In response to the Eurozone crisis, austerity and restructuring has been imposed on the European Union’s (EU) peripheral member states in order to receive financial bailout loans. And yet, workers have not simply accepted these restructuring pressures. They have organised and fought back against austerity and enforced privatisation. In the article ‘Commodification and “the commons”: The politics of privatising public water in Greece and Portugal during the Eurozone Crisis’, published in the European Journal of International Relations (EJIR) and freely available at Nottingham eprints, Jamie Jordan and I comparatively assess the struggles against enforced water privatisation in Greece and Portugal set against the background of the structuring conditions surrounding the Eurozone crisis.
Drawing on a historical materialist approach in our analysis of class struggles around the prospective ‘real subordination’ of labour in Greece and Portugal during the Eurozone crisis within the wider temporal restructuring of global capitalism, we have come to a number of conclusions. First, the policy response of privatisation is not simply a technical fix pursuing an ‘exit’ from the crisis, but is actually an expression of a wider historical project of opening up new areas for commodification and capitalist accumulation. Thus, it is especially forces of transnational capital, which (ab-)use the crisis in order to further their material interests in the search for new profitable investment opportunities.
Second, strategies of resistance in both countries, but especially Greece are linked to the search for common(s) alternatives that explicitly question the presence of capitalist social relations. The concept of water as a commons to be jointly owned and administrated represents a direct challenge to neoliberal capitalism and its attempt to utilise water as a commodity to make profit. Through a deeper questioning of the role of water as a ‘commons’, resistance has contested the wider ‘historically integrated process’ of neoliberal capitalist restructuring, bringing to the fore possible democratic alternatives that could potentially produce more socially and economically equitable practices and outcomes.
Third, considering that the pressure on Portugal was much less direct and less severe than on Greece due to the latter’s more difficult economic situation, initiatives against privatisation were of a more general nature in Portugal such as the attempt to include the 2010 UN resolution of ‘water and sanitation are a human right’ in national legislation. By contrast, struggles in Greece focused directly on ensuring continuing state ownership of the public water companies in Athens and Thessaloniki.
Fourth, it is clear that broad-based alliances have been a key asset in resisting the push for privatisation in Greece and Portugal. Importantly, the close relationship between trade unions and political parties in Greece had become discredited and as a result activists were pushed to organise broad based alliances of trade unions and social movements out of sheer necessity.

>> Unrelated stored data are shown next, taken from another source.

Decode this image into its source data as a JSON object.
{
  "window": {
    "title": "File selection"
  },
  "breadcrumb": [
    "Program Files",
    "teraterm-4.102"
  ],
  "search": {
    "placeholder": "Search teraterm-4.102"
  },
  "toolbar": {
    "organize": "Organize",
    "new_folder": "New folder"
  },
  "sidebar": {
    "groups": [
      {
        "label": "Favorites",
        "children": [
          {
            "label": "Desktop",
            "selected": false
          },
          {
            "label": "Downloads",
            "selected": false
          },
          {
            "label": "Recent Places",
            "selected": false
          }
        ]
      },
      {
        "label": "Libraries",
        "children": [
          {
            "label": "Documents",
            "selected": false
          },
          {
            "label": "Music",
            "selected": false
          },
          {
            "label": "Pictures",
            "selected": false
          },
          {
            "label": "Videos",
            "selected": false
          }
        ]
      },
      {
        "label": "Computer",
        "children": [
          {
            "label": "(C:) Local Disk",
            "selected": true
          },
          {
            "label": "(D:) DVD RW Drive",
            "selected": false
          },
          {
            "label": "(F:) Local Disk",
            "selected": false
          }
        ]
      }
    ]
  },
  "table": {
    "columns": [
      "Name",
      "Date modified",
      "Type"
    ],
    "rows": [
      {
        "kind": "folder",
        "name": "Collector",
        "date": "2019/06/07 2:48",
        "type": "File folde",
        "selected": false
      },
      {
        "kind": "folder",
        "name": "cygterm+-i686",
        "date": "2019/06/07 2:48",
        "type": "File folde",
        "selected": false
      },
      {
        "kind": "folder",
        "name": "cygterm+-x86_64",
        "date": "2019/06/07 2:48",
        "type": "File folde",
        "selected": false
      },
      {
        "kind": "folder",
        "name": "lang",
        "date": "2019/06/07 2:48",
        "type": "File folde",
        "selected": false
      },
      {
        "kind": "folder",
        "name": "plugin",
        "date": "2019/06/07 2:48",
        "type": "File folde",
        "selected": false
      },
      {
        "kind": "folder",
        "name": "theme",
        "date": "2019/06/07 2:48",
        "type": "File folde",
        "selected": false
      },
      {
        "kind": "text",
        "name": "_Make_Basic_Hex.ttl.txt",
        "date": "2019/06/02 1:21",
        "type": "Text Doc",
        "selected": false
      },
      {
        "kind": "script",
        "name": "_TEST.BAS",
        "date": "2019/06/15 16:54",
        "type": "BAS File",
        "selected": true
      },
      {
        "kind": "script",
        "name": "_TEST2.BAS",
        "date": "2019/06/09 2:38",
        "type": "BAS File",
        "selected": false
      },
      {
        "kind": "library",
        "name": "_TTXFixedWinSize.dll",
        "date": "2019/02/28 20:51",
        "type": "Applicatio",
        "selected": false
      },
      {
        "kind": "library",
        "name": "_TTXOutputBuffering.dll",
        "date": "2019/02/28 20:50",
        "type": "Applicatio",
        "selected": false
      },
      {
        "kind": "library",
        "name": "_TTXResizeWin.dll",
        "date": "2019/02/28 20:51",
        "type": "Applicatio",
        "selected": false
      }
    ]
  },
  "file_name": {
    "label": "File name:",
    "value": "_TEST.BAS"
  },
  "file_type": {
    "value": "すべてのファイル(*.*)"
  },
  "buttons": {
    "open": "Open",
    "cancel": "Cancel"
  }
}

By contrast, similar efforts have been limited in Portugal as a result of the much closer links between the main trade union and the Portuguese Communist Party, which had remained above suspicion.
Public water remains under threat in both countries. In Portugal, current corporate re-organisation of the public water company may simply be laying the foundation for future privatisation. In Greece, although water privatisation had been successfully blocked in 2014, the signing of a third bailout agreement between the coalition Greek government led by Syriza and the troika in 2015 has put water privatisation back on the agenda. The agreement outlines the need to establish a new independent fund for assets earmarked for privatisation. Water companies are included in this new Fund and their future remains uncertain (Macropolis, 20 May 2016; Save Greek Water, 21 May 2016).
Overall, public water is at the cross-roads in Greece and Portugal and the future of struggles over exploitation is open-ended.